Esta mesa de la Última Cena, resplandeciente de sencillez y belleza, me evoca el conocido: “No anteponer absolutamente nada al amor de Cristo” (RB 72, 11) de la Regla de San Benito. El padre de monjes y de Europa con ello nos muestra que el centro del cosmos y de la historia es Cristo. Esta centralidad de Cristo atraviesa toda su Regla y es el soplo que alienta la espiritualidad benedictino-cisterciense. Realmente esta mesa está al centro de nuestras vidas como origen y fin, como fuente y culmen de nuestro existir. Muy bien podríamos llamarla “la mesa de la amistad”.

MESA DE CRISTO, CENTRO Y BANQUETE DE AMISTAD

La luz que ilumina todo no somos nosotros, es Cristo la luz del mundo que da sentido a los acontecimientos. De esta luz estamos necesitados todos, por eso como mendigos amados podemos sentarnos cada día a la mesa de Jesús.
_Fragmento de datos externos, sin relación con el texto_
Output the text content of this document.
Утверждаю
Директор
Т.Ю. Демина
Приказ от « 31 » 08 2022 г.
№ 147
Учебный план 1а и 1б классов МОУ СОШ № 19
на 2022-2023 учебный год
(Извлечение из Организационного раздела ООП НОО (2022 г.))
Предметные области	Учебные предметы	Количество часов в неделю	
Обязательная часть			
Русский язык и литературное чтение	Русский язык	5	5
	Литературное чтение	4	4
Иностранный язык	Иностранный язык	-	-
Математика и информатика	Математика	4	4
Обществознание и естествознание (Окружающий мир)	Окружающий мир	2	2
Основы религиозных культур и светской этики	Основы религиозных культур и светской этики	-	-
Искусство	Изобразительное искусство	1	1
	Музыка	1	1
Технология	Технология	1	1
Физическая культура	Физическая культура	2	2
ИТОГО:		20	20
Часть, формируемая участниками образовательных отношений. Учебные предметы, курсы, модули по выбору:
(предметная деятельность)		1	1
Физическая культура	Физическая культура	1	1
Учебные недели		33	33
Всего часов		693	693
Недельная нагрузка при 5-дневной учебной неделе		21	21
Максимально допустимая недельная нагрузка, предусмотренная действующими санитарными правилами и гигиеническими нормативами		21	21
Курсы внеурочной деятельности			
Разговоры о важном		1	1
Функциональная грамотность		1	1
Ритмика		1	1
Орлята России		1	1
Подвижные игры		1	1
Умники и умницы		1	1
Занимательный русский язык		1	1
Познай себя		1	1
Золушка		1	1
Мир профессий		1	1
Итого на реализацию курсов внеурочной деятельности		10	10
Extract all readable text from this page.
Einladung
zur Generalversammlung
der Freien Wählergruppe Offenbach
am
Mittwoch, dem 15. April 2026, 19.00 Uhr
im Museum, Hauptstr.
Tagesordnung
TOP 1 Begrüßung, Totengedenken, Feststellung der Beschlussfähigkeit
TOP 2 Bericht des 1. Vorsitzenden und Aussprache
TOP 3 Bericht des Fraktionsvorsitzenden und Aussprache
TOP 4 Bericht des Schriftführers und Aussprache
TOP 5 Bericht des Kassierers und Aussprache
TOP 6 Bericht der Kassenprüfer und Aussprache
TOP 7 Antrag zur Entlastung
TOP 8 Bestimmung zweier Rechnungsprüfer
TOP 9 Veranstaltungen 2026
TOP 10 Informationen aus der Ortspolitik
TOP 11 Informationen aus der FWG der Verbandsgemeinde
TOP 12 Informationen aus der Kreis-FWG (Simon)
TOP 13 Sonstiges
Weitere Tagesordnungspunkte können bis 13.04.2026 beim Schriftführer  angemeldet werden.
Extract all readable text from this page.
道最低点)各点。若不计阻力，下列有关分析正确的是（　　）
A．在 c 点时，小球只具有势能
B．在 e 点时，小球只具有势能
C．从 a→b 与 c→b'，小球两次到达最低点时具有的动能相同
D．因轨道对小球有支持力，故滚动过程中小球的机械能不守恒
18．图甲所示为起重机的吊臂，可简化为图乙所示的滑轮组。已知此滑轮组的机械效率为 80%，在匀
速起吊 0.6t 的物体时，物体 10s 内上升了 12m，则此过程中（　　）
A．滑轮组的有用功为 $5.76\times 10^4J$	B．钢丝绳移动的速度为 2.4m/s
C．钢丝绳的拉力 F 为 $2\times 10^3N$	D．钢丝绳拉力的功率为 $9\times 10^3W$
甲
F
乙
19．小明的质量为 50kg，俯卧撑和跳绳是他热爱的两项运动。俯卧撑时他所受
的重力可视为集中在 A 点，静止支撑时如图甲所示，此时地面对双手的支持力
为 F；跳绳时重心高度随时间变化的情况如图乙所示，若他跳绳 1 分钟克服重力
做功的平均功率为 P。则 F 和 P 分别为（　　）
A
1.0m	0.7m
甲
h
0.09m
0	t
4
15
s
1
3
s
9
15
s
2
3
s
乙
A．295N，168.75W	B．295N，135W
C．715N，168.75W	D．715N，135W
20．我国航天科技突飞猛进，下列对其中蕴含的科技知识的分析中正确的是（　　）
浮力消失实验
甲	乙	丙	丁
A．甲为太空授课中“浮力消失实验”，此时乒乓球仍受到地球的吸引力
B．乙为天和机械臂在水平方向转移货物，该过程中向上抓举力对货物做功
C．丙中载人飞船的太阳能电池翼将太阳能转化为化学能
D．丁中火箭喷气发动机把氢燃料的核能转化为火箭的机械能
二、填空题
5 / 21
Esta mesa salva de la orfandad en que vive la humanidad entera.

En esta mesa se oye la voz de Jesús que dijo: “Ya no os llamo siervos, porque el siervo no sabe lo que hace su señor: a vosotros os llamo amigos, porque todo lo que he oído a mi Padre os lo he dado a conocer” (Jn 15, 15)

Los mendigos amados somos llamados amigos porque nos ha dado a conocer todo lo que ha oído al Padre. Dichosos los que tienen la primordial tarea en la vida de “escucharle”. Es así como nace una amistad y se mantiene en medio de las vicisitudes de la vida. La escucha atenta marca el camino de una amistad real con Cristo, y a esta amistad estamos llamados todos, cada uno desde el lugar donde realiza su vocación. Para ello es importante evitar la aceleración, el vivir aturdidos en mil cosas, como si fuéramos imprescindibles.

Todo lo que hacemos en la vida, incluido el trabajo, la formación, el estudio, la fraternidad…, está metido en este marco de amistad y comunicación con Dios. La amistad de Cristo, totalmente gratuita, nos da a conocer el sentido de todo desde el hablar de Dios, no desde nuestros juicios, tantas veces mezquinos e interesados.

Cierto, lo que unifica todo en cada historia, y nos hace estar y vivir en nuestro centro, es la amistad con Cristo, la plenitud de nuestra vida y de nuestra vocación.

¡Acojamos esta amistad que se nos ofrece y profundicemos más y más en ella!

La amistad no es la banalidad mundana de miles de contactos superficiales, al decir amistad nos referimos a la preferencia por el amor de una persona. Y Cristo al ofrecernos su amistad, es el primero que prefiere nuestro amor. Es más, Él pide nuestra amistad, se hace mendigo ante nosotros como ante el joven rico, la samaritana, Zaqueo, o ante Pedro al que le pregunta: “¿Me amas más que estos?” (Jn 21, 15).

En el corazón de toda vocación está esta amistad. Sin cultivarla la vocación se apaga, se vuelve estéril. El problema de nuestras comunidades y familias, -más allá de las dificultades de envejecimiento, falta de vocaciones…-, es el descuido de la amistad con Cristo, aquella amistad que inflamó a San Benito, a nuestros fundadores, a San Bernardo, a Santa Gertrudis,…Descuidamos la preferencia por el amor de Cristo, la dejamos que se enfríe, dando prioridad a otras preferencias más urgentes a nuestros ojos, y esto vacía la vocación de su alma, de su fuego. Con el tiempo, ya no quedan más que formas, estructuras, actividades, intereses y una continua murmuración.

Me parecen muy oportunas las palabras del Papa Francisco sobre la liturgia, y su deseo de revitalizar nuestro encuentro con Jesús cada día en su mesa preparada para nosotros. El amor entra por el oído, por eso primero es “escucha” y luego “amarás”. Es crucial cuidar cada día nuestra escucha de la mesa de Jesús, una cena que nos forma y conforma como hijos del Padre. Y Cristo, donándonos su amistad, crea la amistad entre los discípulos de todos los tiempos, entre nosotros también; sólo Él crea fraternidad. Cuidar la vivencia de este encuentro cada día alrededor de la mesa de Jesús, favorece el crecimiento de la comunidad como lugar en el que la amistad de Cristo sea acogida, vivida, donada y testimoniada a todo el que se acerque con hambre y sed de Dios.

¡Dichosos nosotros invitados a esta mesa cotidiana y siempre nueva! ¡Corramos a llamar a todos los hambrientos y sedientos de autenticidad, de belleza verdadera y de amistad!

¡FELIZ SOLEMNIDAD DE SAN BENITO, PATRÓN DE EUROPA!